Discussing Trump’s utterly outlandish claim about the wind energy-cancer link, Sanders mockingly shared:
‘Trump is a profound scientist, somebody who’s researched the issue for years and uniquely came up with the conclusion.’
At an April 2 fundraiser for the National Republican Congressional Committee, Trump had shared:
‘If you have a windmill anywhere near your house, congratulations, your house just went down 75 percent in value. And they say the noise causes cancer.’
It’s unclear how anyone with even a basic knowledge of how the relevant elements work could arrive at Trump’s conclusion. Noise doesn’t cause cancer, let alone the noise from wind turbines. It sounds like the president has been diving too far into the rabbit hole of conspiratorial websites like InfoWars again — although there is another explanation. Trump has a personal grievance against wind turbines, having unsuccessfully sued the Scottish government in an attempt to keep wind turbines from going up near a golf course he owns there. From that stepping off point, Trump entered a new world of nonsense with his claim that wind turbine noise causes cancer.
Remarkably, White House communications staff refused to rebuff the president’s remark when pressed by reporters. All White House Director of Strategic Communications Mercedes Schlapp had was:
‘I don’t have an answer on that. I don’t have an answer on that. Yeah, I don’t have an — I really don’t have information on that right now… if I get a readout, I’m happy to update you on that.’
Of course, that’s not where the nonsense on this subject from the Trump White House ends. After a monumental report about the looming impacts of climate change emerged from his own administration, Trump told reporters he simply “didn’t believe” the findings, without, it goes without saying, offering any sort of tangible, follow-able lead as to why. He just refused the reality.
Sanders offered to his recent Iowa audience:
‘As I’m sure you’re all aware, Trump and I have a few differences of opinion. But maybe the most profound difference is that Trump is maintaining the myth that climate change is a hoax.’
The history of Trump refusing to accept the reality of climate change goes back awhile at this point to the time when as a private citizen he tweeted that it was a hoax invented by the Chinese. More recently, when confronted with evidence of the shift, he offered the grade-school level defense of pointing to the possibility of the climate eventually changing back.

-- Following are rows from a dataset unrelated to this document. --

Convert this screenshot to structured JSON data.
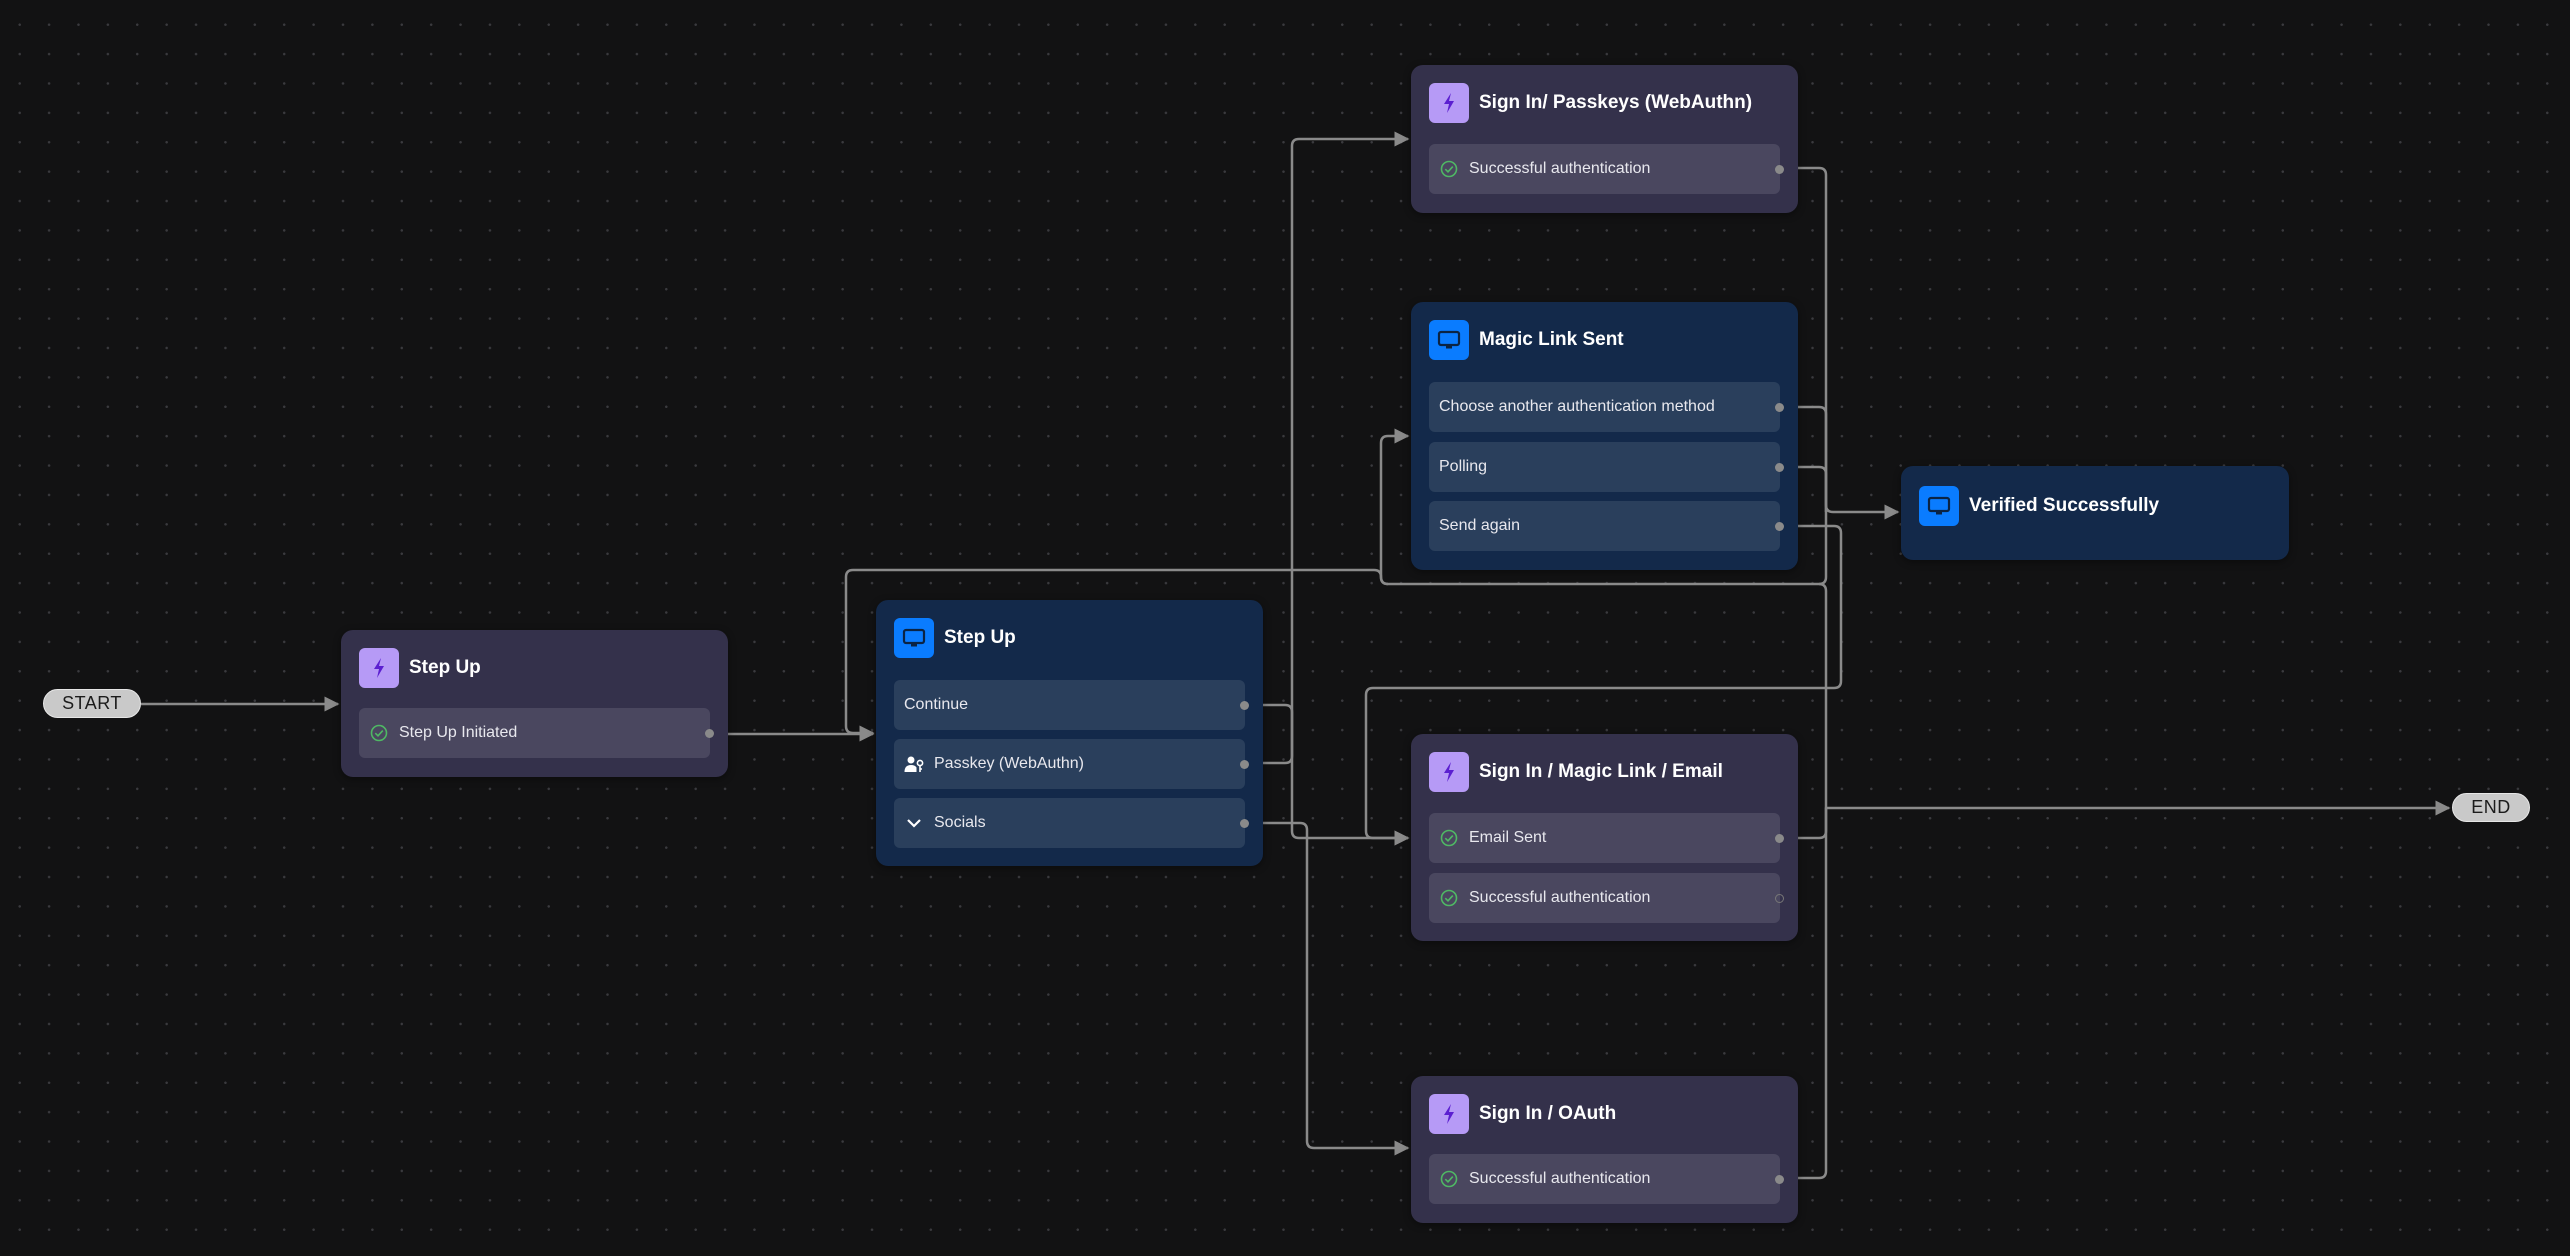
{
  "canvas": {
    "type": "flow-editor",
    "background": "dotted-grid"
  },
  "colors": {
    "action_node_bg": "#34314b",
    "screen_node_bg": "#13294a",
    "action_badge": "#b69af6",
    "screen_badge": "#0a7cff",
    "edge": "#8a8a8a",
    "success_check": "#4fb864"
  },
  "terminals": {
    "start": {
      "label": "START"
    },
    "end": {
      "label": "END"
    }
  },
  "nodes": {
    "step_up_action": {
      "kind": "action",
      "icon": "lightning-icon",
      "title": "Step Up",
      "outputs": [
        {
          "label": "Step Up Initiated",
          "icon": "check-circle-icon"
        }
      ]
    },
    "step_up_screen": {
      "kind": "screen",
      "icon": "monitor-icon",
      "title": "Step Up",
      "outputs": [
        {
          "label": "Continue",
          "icon": ""
        },
        {
          "label": "Passkey (WebAuthn)",
          "icon": "user-key-icon"
        },
        {
          "label": "Socials",
          "icon": "chevron-down-icon"
        }
      ]
    },
    "passkeys": {
      "kind": "action",
      "icon": "lightning-icon",
      "title": "Sign In/ Passkeys (WebAuthn)",
      "outputs": [
        {
          "label": "Successful authentication",
          "icon": "check-circle-icon"
        }
      ]
    },
    "magic_link_sent": {
      "kind": "screen",
      "icon": "monitor-icon",
      "title": "Magic Link Sent",
      "outputs": [
        {
          "label": "Choose another authentication method"
        },
        {
          "label": "Polling"
        },
        {
          "label": "Send again"
        }
      ]
    },
    "verified": {
      "kind": "screen",
      "icon": "monitor-icon",
      "title": "Verified Successfully",
      "outputs": []
    },
    "magic_link_email": {
      "kind": "action",
      "icon": "lightning-icon",
      "title": "Sign In / Magic Link / Email",
      "outputs": [
        {
          "label": "Email Sent",
          "icon": "check-circle-icon",
          "connected": true
        },
        {
          "label": "Successful authentication",
          "icon": "check-circle-icon",
          "connected": false
        }
      ]
    },
    "oauth": {
      "kind": "action",
      "icon": "lightning-icon",
      "title": "Sign In / OAuth",
      "outputs": [
        {
          "label": "Successful authentication",
          "icon": "check-circle-icon"
        }
      ]
    }
  },
  "edges": [
    {
      "from": "START",
      "to": "Step Up (action)"
    },
    {
      "from": "Step Up Initiated",
      "to": "Step Up (screen)"
    },
    {
      "from": "Continue",
      "to": "Sign In / Magic Link / Email"
    },
    {
      "from": "Passkey (WebAuthn)",
      "to": "Sign In/ Passkeys (WebAuthn)"
    },
    {
      "from": "Socials",
      "to": "Sign In / OAuth"
    },
    {
      "from": "Passkeys: Successful authentication",
      "to": "Verified Successfully"
    },
    {
      "from": "Choose another authentication method",
      "to": "Step Up (screen)"
    },
    {
      "from": "Polling",
      "to": "Verified Successfully"
    },
    {
      "from": "Send again",
      "to": "Sign In / Magic Link / Email"
    },
    {
      "from": "Email Sent",
      "to": "Magic Link Sent"
    },
    {
      "from": "OAuth: Successful authentication",
      "to": "END"
    }
  ]
}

In other words, there are few routes this guy apparently won’t take to avoiding the truth.
Should a Democratic president make it to the White House come 2020, they’d have an opportunity to turn the Trump administration’s refusal to address climate change around dramatically. There’s the beginning of a roadmap for that in the form of the Green New Deal, which calls for net-zero carbon emissions from the United States within ten years.